Contact with the helicopter was lost a few hours after it took off from the village of Shchuchya, in the Yamalo Nenets Autonomous Area, 50 kilometers (30 miles) from administrative center Salekhard.
The wreckage was discovered on the Yamal Peninsula, the northernmost part of the province. The site of the crash is on the Khanmei mountain, at a height of 1,333 meters (4,400 feet) above sea level, according to the head of the search and rescue department of Russia's Federal Air Navigation Service, Sergei Prusov.
He said the fate of the six people on board - scientists from an aero-geophysics center involved in a geomagnetic research along with crew members - remained unknown, as helicopters are unable to safely land on the mountain to investigate.
The search operation is ongoing.
Crashes of Mi-8 Hip transport helicopters, first introduced to the Soviet Air Force in the late 1960s, are a relatively common occurrence in Russia. Several accidents involving the helicopter have occurred in recent months.

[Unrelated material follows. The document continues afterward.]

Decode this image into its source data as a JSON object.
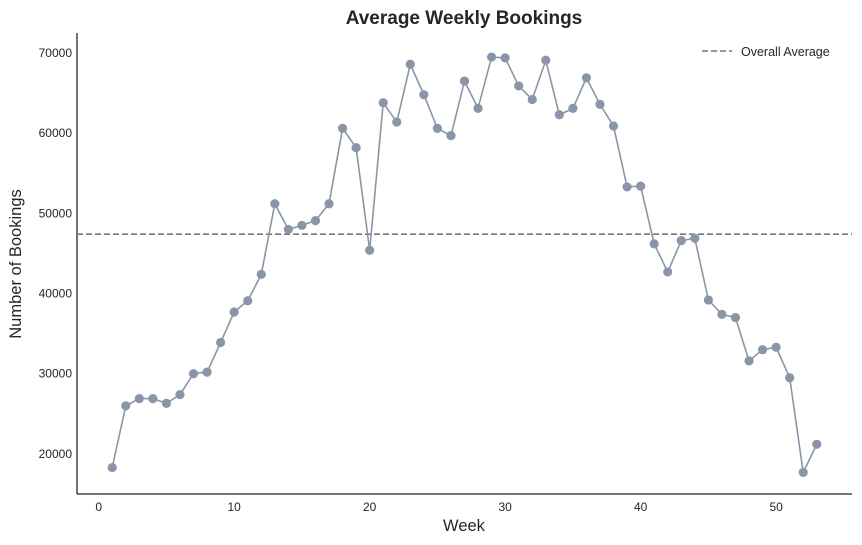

Six people including two Polish tourists died following a crash of an Mi-8 in the Magadan Region in Russia's Far East last Saturday. On Tuesday a Mi-8 helicopter crashed in the Tomsk Region in west Siberia, injuring at least 11 people. An Mi-8 crashed in the Yamalo Nenets Autonomous Area in early July, but all passengers and crew survived. In early July a pilot was killed and another injured when an Mi-8 Russian border guard helicopter crashed near the Estonian border.